An integrated approach based on ambient and biological monitoring, the latter including both biomarkers of exposure and susceptibility, was applied to characterize benzene exposure in a group of 37 taxi drivers of the city of Parma (Italy). Airborne benzene concentrations were assessed by 24 h personal sampling and work-shift sampling inside the taxicab using passive samplers (Radiello ®). Benzene metabolites, trans, trans-muconic acid ( t, t-MA) and S-phenylmercapturic acid ( S-PMA), and urinary cotinine as biomarker of smoking habits were measured by isotopic dilution liquid chromatography tandem mass spectrometry in both pre-shift (PS) and end-of-shift (EOS) samples. Urinary benzene (U-B) levels were determined by solid-phase microextraction gas chromatography–mass spectrometry in EOS samples. Relevant polymorphisms of microsomal epoxide hydrolase, NAD(P)H:quinone oxidoreductase, glutathione S-transferases M1-1 ( GSTM1), T1-1, and A1 were characterized by PCR-based methods. Mean airborne benzene concentration was 5.85 ± 1.65 μg/m 3, as assessed by 24 h personal sampling integrating for work-shift, indoor or general environment activities. Significantly, higher benzene concentrations were detected in the taxicab during the work-shift (7.71 ± 1.95 μg/m 3, p < 0.005). Smokers eliminated significantly higher concentrations of U-B and S-PMA than non-smokers in EOS samples [geometric mean (geometric S.D.): 2.58 (4.23) versus 0.44 (1.79) μg/l for U-B; 3.79 (1.50) versus 2.14 (1.87) μg/g creat. for S-PMA, p < 0.002]. Within smokers, S-PMA concentrations significantly increased at the end of the work-shift compared to pre-shift values ( p < 0.05). t, t-MA showed a similar behaviour, although differences were not significant.
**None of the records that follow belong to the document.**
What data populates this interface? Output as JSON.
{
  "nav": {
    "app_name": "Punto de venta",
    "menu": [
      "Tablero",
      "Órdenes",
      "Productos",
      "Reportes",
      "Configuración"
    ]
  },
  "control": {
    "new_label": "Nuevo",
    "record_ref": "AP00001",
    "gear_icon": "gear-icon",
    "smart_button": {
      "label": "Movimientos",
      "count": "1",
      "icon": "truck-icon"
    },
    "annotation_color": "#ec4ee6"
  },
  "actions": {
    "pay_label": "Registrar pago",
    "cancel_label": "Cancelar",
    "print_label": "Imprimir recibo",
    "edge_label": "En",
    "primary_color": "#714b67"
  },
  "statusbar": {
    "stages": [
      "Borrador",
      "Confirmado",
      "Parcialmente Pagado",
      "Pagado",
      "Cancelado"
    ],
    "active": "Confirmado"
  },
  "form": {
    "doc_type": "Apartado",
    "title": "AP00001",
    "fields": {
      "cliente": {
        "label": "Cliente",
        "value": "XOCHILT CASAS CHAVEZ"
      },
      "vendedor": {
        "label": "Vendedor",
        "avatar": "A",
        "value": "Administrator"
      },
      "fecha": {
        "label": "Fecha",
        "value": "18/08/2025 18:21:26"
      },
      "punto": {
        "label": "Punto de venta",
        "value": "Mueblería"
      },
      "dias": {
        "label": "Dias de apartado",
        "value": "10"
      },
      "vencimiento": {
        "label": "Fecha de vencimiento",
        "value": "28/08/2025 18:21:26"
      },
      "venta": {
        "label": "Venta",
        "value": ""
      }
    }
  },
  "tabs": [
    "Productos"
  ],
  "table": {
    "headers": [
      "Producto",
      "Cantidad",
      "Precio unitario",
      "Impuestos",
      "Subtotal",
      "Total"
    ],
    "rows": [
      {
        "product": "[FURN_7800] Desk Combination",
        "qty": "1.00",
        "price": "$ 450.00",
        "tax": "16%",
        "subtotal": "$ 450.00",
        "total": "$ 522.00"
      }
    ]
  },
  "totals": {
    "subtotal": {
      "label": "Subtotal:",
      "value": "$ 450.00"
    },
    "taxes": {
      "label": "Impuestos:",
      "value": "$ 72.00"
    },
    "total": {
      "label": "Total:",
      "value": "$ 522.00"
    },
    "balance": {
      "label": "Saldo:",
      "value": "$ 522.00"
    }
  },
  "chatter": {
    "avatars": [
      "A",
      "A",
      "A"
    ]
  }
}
In the narrow range examined, no correlation was observed between air benzene concentration and urinary biomarkers. All benzene biomarkers but EOS t, t-MA were correlated with U-cotinine ( p < 0.05). GSTM1 polymorphism significantly modulated S-PMA excretion, as subjects bearing the GSTM1pos genotype [3.61 (1.15) μg/g creat.] excreted significantly higher S-PMA concentrations than GSTM1null subjects [2.19 (1.18) μg/g creat., p < 0.05].